Voltemos ao assunto então, Sr. Presidente. Em conluio com diretores do Departamento de Recursos Humanos e Financeiro, cooptados com o bando, a remuneração de vários desses comissionados era desviada da Assembléia para uma conta bancária particular. Esses recursos eram pagos a servidores-fantasmas em valor muito inferior aos seus vencimentos indicados na folha de pagamento, encaminhada ao banco por esses dois departamentos. "A diferença era embolsada por Marco Antônio Donadon, o irmão Natan e o cunhado Segantini para custear a última campanha eleitoral." Esclareço que, filiados ao PSC (Partido Social Cristão), três irmãos Donadon disputaram cargos – Natan, a vaga na Câmara Federal; Melki, o cargo de Governador. Apenas Marco Antônio ganhou, sendo reeleito para a Assembléia Legislativa. Imaginem, se os três tivessem sido eleitos, o que seria do Estado hoje.
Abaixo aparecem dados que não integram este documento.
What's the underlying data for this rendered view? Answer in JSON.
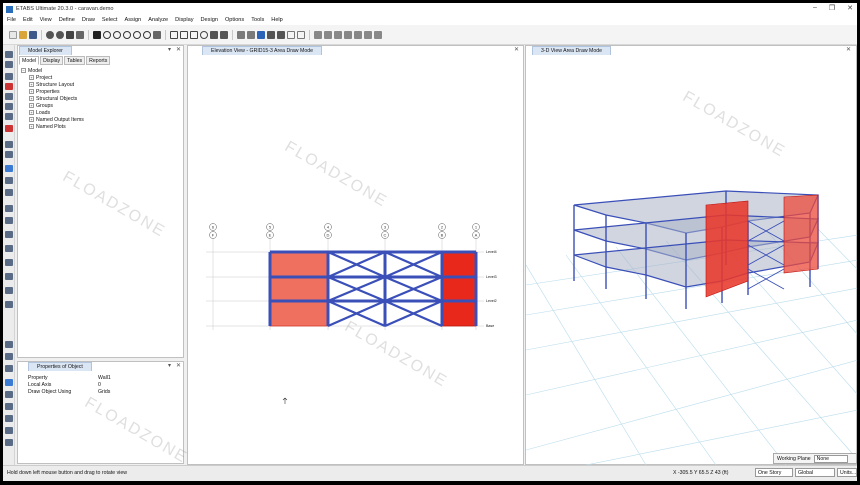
{
  "window": {
    "title": "ETABS Ultimate 20.3.0 - caravan.demo"
  },
  "menu": [
    "File",
    "Edit",
    "View",
    "Define",
    "Draw",
    "Select",
    "Assign",
    "Analyze",
    "Display",
    "Design",
    "Options",
    "Tools",
    "Help"
  ],
  "toolbar": {
    "icons": [
      "new-icon",
      "open-icon",
      "save-icon",
      "undo-icon",
      "redo-icon",
      "pen-icon",
      "lock-icon",
      "run-icon",
      "zoom-in-icon",
      "zoom-out-icon",
      "zoom-window-icon",
      "pan-icon",
      "refresh-icon",
      "3d-view-icon",
      "plan-view-icon",
      "elevation-icon",
      "rotate-icon",
      "up-icon",
      "down-icon",
      "object-shrink-icon",
      "display-icon",
      "select-icon",
      "draw-frame-icon",
      "draw-wall-icon",
      "display-options-icon",
      "grid-icon"
    ]
  },
  "explorer": {
    "title": "Model Explorer",
    "tabs": [
      "Model",
      "Display",
      "Tables",
      "Reports"
    ],
    "root": "Model",
    "items": [
      "Project",
      "Structure Layout",
      "Properties",
      "Structural Objects",
      "Groups",
      "Loads",
      "Named Output Items",
      "Named Plots"
    ]
  },
  "props": {
    "title": "Properties of Object",
    "rows": [
      {
        "key": "Property",
        "value": "Wall1"
      },
      {
        "key": "Local Axis",
        "value": "0"
      },
      {
        "key": "Draw Object Using",
        "value": "Grids"
      }
    ]
  },
  "elevation": {
    "tab": "Elevation View - GRID15-3  Area Draw Mode",
    "grid_labels": [
      "F",
      "E",
      "D",
      "C",
      "B",
      "A"
    ],
    "grid_numbers": [
      "6",
      "5",
      "4",
      "3",
      "2",
      "1"
    ],
    "story_labels": [
      "Level4",
      "Level3",
      "Level2",
      "Base"
    ]
  },
  "view3d": {
    "tab": "3-D View  Area Draw Mode"
  },
  "watermark": "FLOADZONE",
  "status": {
    "message": "Hold down left mouse button and drag to rotate view",
    "coords": "X -305.5  Y 65.5  Z 43 (ft)",
    "story": "One Story",
    "coord_system": "Global",
    "units": "Units...",
    "working_plane_label": "Working Plane",
    "working_plane_value": "None"
  },
  "colors": {
    "wall_fill": "#f0442a",
    "frame": "#3a4fb8"
  }
}
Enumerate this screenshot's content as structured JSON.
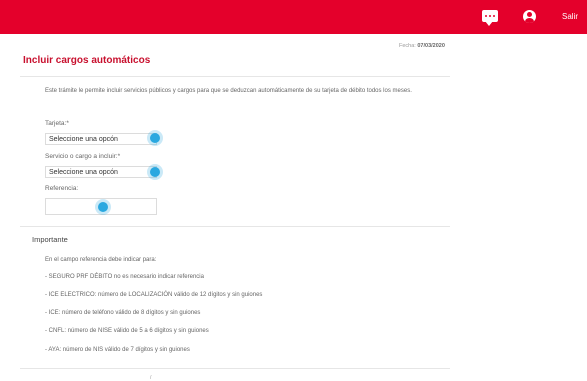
{
  "header": {
    "chat_icon": "chat-icon",
    "user_icon": "user-icon",
    "logout_label": "Salir",
    "color": "#e4002b"
  },
  "page": {
    "date_label": "Fecha:",
    "date_value": "07/03/2020",
    "title": "Incluir cargos automáticos",
    "description": "Este trámite le permite incluir servicios públicos y cargos para que se deduzcan automáticamente de su tarjeta de débito todos los meses."
  },
  "form": {
    "card_label": "Tarjeta:*",
    "card_value": "Seleccione una opcón",
    "service_label": "Servicio o cargo a incluir:*",
    "service_value": "Seleccione una opcón",
    "reference_label": "Referencia:",
    "reference_value": ""
  },
  "important": {
    "heading": "Importante",
    "intro": "En el campo referencia debe indicar para:",
    "items": [
      "- SEGURO PRF DÉBITO no es necesario indicar referencia",
      "- ICE ELECTRICO: número de LOCALIZACIÓN válido de 12 dígitos y sin guiones",
      "- ICE: número de teléfono válido de 8 dígitos y sin guiones",
      "- CNFL: número de NISE válido de 5 a 6 dígitos y sin guiones",
      "- AYA: número de NIS válido de 7 dígitos y sin guiones"
    ]
  },
  "footer": {
    "mark": "/"
  }
}
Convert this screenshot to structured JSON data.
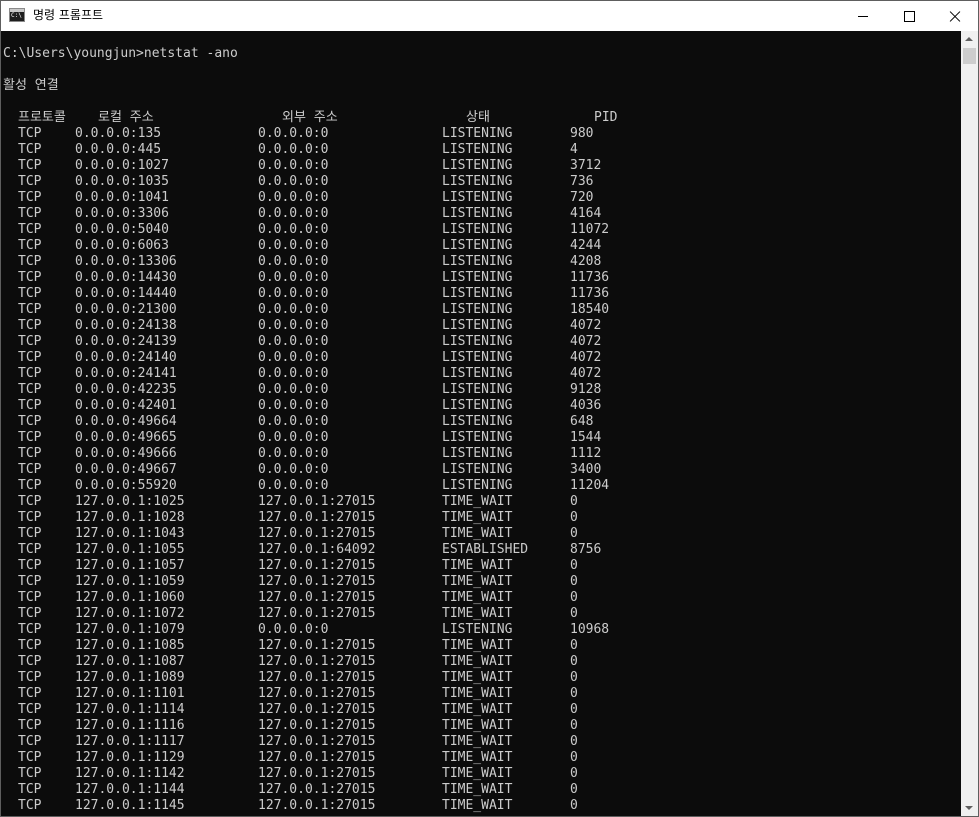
{
  "window": {
    "title": "명령 프롬프트"
  },
  "console": {
    "command_line": "C:\\Users\\youngjun>netstat -ano",
    "section_title": "활성 연결",
    "headers": {
      "proto": "프로토콜",
      "local": "로컬 주소",
      "foreign": "외부 주소",
      "state": "상태",
      "pid": "PID"
    },
    "rows": [
      [
        "TCP",
        "0.0.0.0:135",
        "0.0.0.0:0",
        "LISTENING",
        "980"
      ],
      [
        "TCP",
        "0.0.0.0:445",
        "0.0.0.0:0",
        "LISTENING",
        "4"
      ],
      [
        "TCP",
        "0.0.0.0:1027",
        "0.0.0.0:0",
        "LISTENING",
        "3712"
      ],
      [
        "TCP",
        "0.0.0.0:1035",
        "0.0.0.0:0",
        "LISTENING",
        "736"
      ],
      [
        "TCP",
        "0.0.0.0:1041",
        "0.0.0.0:0",
        "LISTENING",
        "720"
      ],
      [
        "TCP",
        "0.0.0.0:3306",
        "0.0.0.0:0",
        "LISTENING",
        "4164"
      ],
      [
        "TCP",
        "0.0.0.0:5040",
        "0.0.0.0:0",
        "LISTENING",
        "11072"
      ],
      [
        "TCP",
        "0.0.0.0:6063",
        "0.0.0.0:0",
        "LISTENING",
        "4244"
      ],
      [
        "TCP",
        "0.0.0.0:13306",
        "0.0.0.0:0",
        "LISTENING",
        "4208"
      ],
      [
        "TCP",
        "0.0.0.0:14430",
        "0.0.0.0:0",
        "LISTENING",
        "11736"
      ],
      [
        "TCP",
        "0.0.0.0:14440",
        "0.0.0.0:0",
        "LISTENING",
        "11736"
      ],
      [
        "TCP",
        "0.0.0.0:21300",
        "0.0.0.0:0",
        "LISTENING",
        "18540"
      ],
      [
        "TCP",
        "0.0.0.0:24138",
        "0.0.0.0:0",
        "LISTENING",
        "4072"
      ],
      [
        "TCP",
        "0.0.0.0:24139",
        "0.0.0.0:0",
        "LISTENING",
        "4072"
      ],
      [
        "TCP",
        "0.0.0.0:24140",
        "0.0.0.0:0",
        "LISTENING",
        "4072"
      ],
      [
        "TCP",
        "0.0.0.0:24141",
        "0.0.0.0:0",
        "LISTENING",
        "4072"
      ],
      [
        "TCP",
        "0.0.0.0:42235",
        "0.0.0.0:0",
        "LISTENING",
        "9128"
      ],
      [
        "TCP",
        "0.0.0.0:42401",
        "0.0.0.0:0",
        "LISTENING",
        "4036"
      ],
      [
        "TCP",
        "0.0.0.0:49664",
        "0.0.0.0:0",
        "LISTENING",
        "648"
      ],
      [
        "TCP",
        "0.0.0.0:49665",
        "0.0.0.0:0",
        "LISTENING",
        "1544"
      ],
      [
        "TCP",
        "0.0.0.0:49666",
        "0.0.0.0:0",
        "LISTENING",
        "1112"
      ],
      [
        "TCP",
        "0.0.0.0:49667",
        "0.0.0.0:0",
        "LISTENING",
        "3400"
      ],
      [
        "TCP",
        "0.0.0.0:55920",
        "0.0.0.0:0",
        "LISTENING",
        "11204"
      ],
      [
        "TCP",
        "127.0.0.1:1025",
        "127.0.0.1:27015",
        "TIME_WAIT",
        "0"
      ],
      [
        "TCP",
        "127.0.0.1:1028",
        "127.0.0.1:27015",
        "TIME_WAIT",
        "0"
      ],
      [
        "TCP",
        "127.0.0.1:1043",
        "127.0.0.1:27015",
        "TIME_WAIT",
        "0"
      ],
      [
        "TCP",
        "127.0.0.1:1055",
        "127.0.0.1:64092",
        "ESTABLISHED",
        "8756"
      ],
      [
        "TCP",
        "127.0.0.1:1057",
        "127.0.0.1:27015",
        "TIME_WAIT",
        "0"
      ],
      [
        "TCP",
        "127.0.0.1:1059",
        "127.0.0.1:27015",
        "TIME_WAIT",
        "0"
      ],
      [
        "TCP",
        "127.0.0.1:1060",
        "127.0.0.1:27015",
        "TIME_WAIT",
        "0"
      ],
      [
        "TCP",
        "127.0.0.1:1072",
        "127.0.0.1:27015",
        "TIME_WAIT",
        "0"
      ],
      [
        "TCP",
        "127.0.0.1:1079",
        "0.0.0.0:0",
        "LISTENING",
        "10968"
      ],
      [
        "TCP",
        "127.0.0.1:1085",
        "127.0.0.1:27015",
        "TIME_WAIT",
        "0"
      ],
      [
        "TCP",
        "127.0.0.1:1087",
        "127.0.0.1:27015",
        "TIME_WAIT",
        "0"
      ],
      [
        "TCP",
        "127.0.0.1:1089",
        "127.0.0.1:27015",
        "TIME_WAIT",
        "0"
      ],
      [
        "TCP",
        "127.0.0.1:1101",
        "127.0.0.1:27015",
        "TIME_WAIT",
        "0"
      ],
      [
        "TCP",
        "127.0.0.1:1114",
        "127.0.0.1:27015",
        "TIME_WAIT",
        "0"
      ],
      [
        "TCP",
        "127.0.0.1:1116",
        "127.0.0.1:27015",
        "TIME_WAIT",
        "0"
      ],
      [
        "TCP",
        "127.0.0.1:1117",
        "127.0.0.1:27015",
        "TIME_WAIT",
        "0"
      ],
      [
        "TCP",
        "127.0.0.1:1129",
        "127.0.0.1:27015",
        "TIME_WAIT",
        "0"
      ],
      [
        "TCP",
        "127.0.0.1:1142",
        "127.0.0.1:27015",
        "TIME_WAIT",
        "0"
      ],
      [
        "TCP",
        "127.0.0.1:1144",
        "127.0.0.1:27015",
        "TIME_WAIT",
        "0"
      ],
      [
        "TCP",
        "127.0.0.1:1145",
        "127.0.0.1:27015",
        "TIME_WAIT",
        "0"
      ]
    ]
  }
}
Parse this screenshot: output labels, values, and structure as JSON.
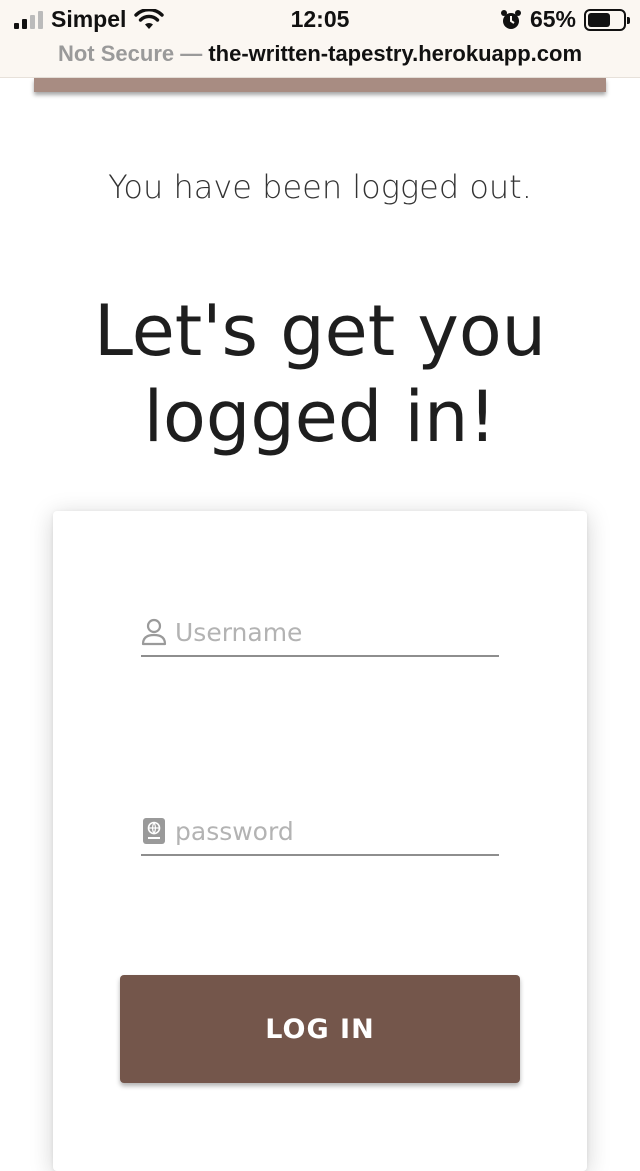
{
  "statusbar": {
    "carrier": "Simpel",
    "time": "12:05",
    "battery_percent": "65%",
    "battery_level": 0.65
  },
  "urlbar": {
    "security": "Not Secure —",
    "domain": "the-written-tapestry.herokuapp.com"
  },
  "page": {
    "message": "You have been logged out.",
    "heading": "Let's get you logged in!"
  },
  "form": {
    "username_placeholder": "Username",
    "username_value": "",
    "password_placeholder": "password",
    "password_value": "",
    "submit_label": "LOG IN"
  },
  "colors": {
    "accent": "#74564b",
    "navbar": "#a88c82",
    "statusbar_bg": "#fbf7f2"
  },
  "icons": {
    "username": "user-icon",
    "password": "passport-icon"
  }
}
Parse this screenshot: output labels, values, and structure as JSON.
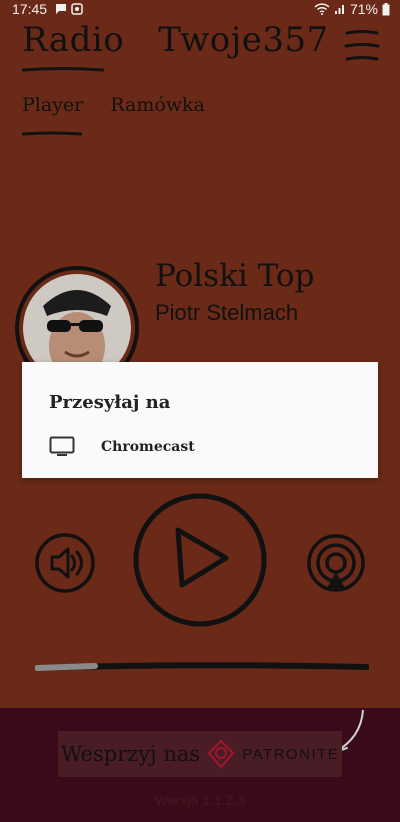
{
  "status_bar": {
    "time": "17:45",
    "battery": "71%"
  },
  "app": {
    "title": "Radio   Twoje357"
  },
  "tabs": [
    {
      "label": "Player"
    },
    {
      "label": "Ramówka"
    }
  ],
  "now_playing": {
    "show": "Polski Top",
    "host": "Piotr Stelmach"
  },
  "cast_dialog": {
    "title": "Przesyłaj na",
    "option": "Chromecast"
  },
  "footer": {
    "support_label": "Wesprzyj nas",
    "patronite_label": "PATRONITE",
    "version": "Wersja 1.1.2.3"
  },
  "icons": [
    "chat-icon",
    "image-icon",
    "wifi-icon",
    "signal-icon",
    "battery-icon",
    "menu-icon",
    "cast-tv-icon",
    "volume-icon",
    "play-icon",
    "airplay-icon",
    "patronite-logo-icon",
    "arrow-icon"
  ],
  "colors": {
    "background": "#6b2a17",
    "footer": "#3a0a1a",
    "dialog": "#fafafa",
    "ink": "#111111"
  }
}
Consta ainda que o bando forjava folha de pagamento suplementar com nomes de pessoas que nem sequer estavam cadastradas como servidores da Assembléia, cujo valor era desviado para conta bancária particular dos seus integrantes, mas em proveito final de Marcos Antônio e Natan Donadon.
Os Donadon são acusados ainda de nepotismo, com a nomeação de vários parentes e apaniguados. Investido pelo irmão presidente como diretor financeiro, Natan empregou a mulher e a sogra. Os demais integrantes do bando repetiram a dose e empregaram, como funcionários fantasmas, lotados no gabinete da presidência, irmãos e outros parentes, além de empregados.
Sr. Presidente, Srªs. e Srs. Senadores, por certo que o caso Donadon se estiola diante da magnitude dos casos que são denunciados nesta Casa. Mas não pode nem deve ficar restrito à inquietação da população do meu longínquo Estado. O caso Donadon deve ser visto como mais uma pedra que se soma às que estão sendo atiradas na cara de toda a sociedade nacional. A ele se alinham escândalos do Judiciário, dos bancos, dos grampos telefônicos, de passeios ministeriais por Fernando de Noronha, de dossiês das Ilhas Cayman... Todas essas peças juntas fazem o muro que cresce com a dúvida que parece bater em todas as consciências. Que tudo pode não dar em nada. Como aconteceu com a pedra que foi colocada no escândalo Donadon. Enquanto continuarmos a abafar a impunidade em nome da defesa de interesses escusos, como a Assembléia Legislativa de Rondônia tristemente acaba de fazer, seguramente não teremos credibilidade para investir nem contra moinhos de vento. Quem se arrisca a atirar a primeira pedra?
Era o que tinha a dizer, Sr. Presidente.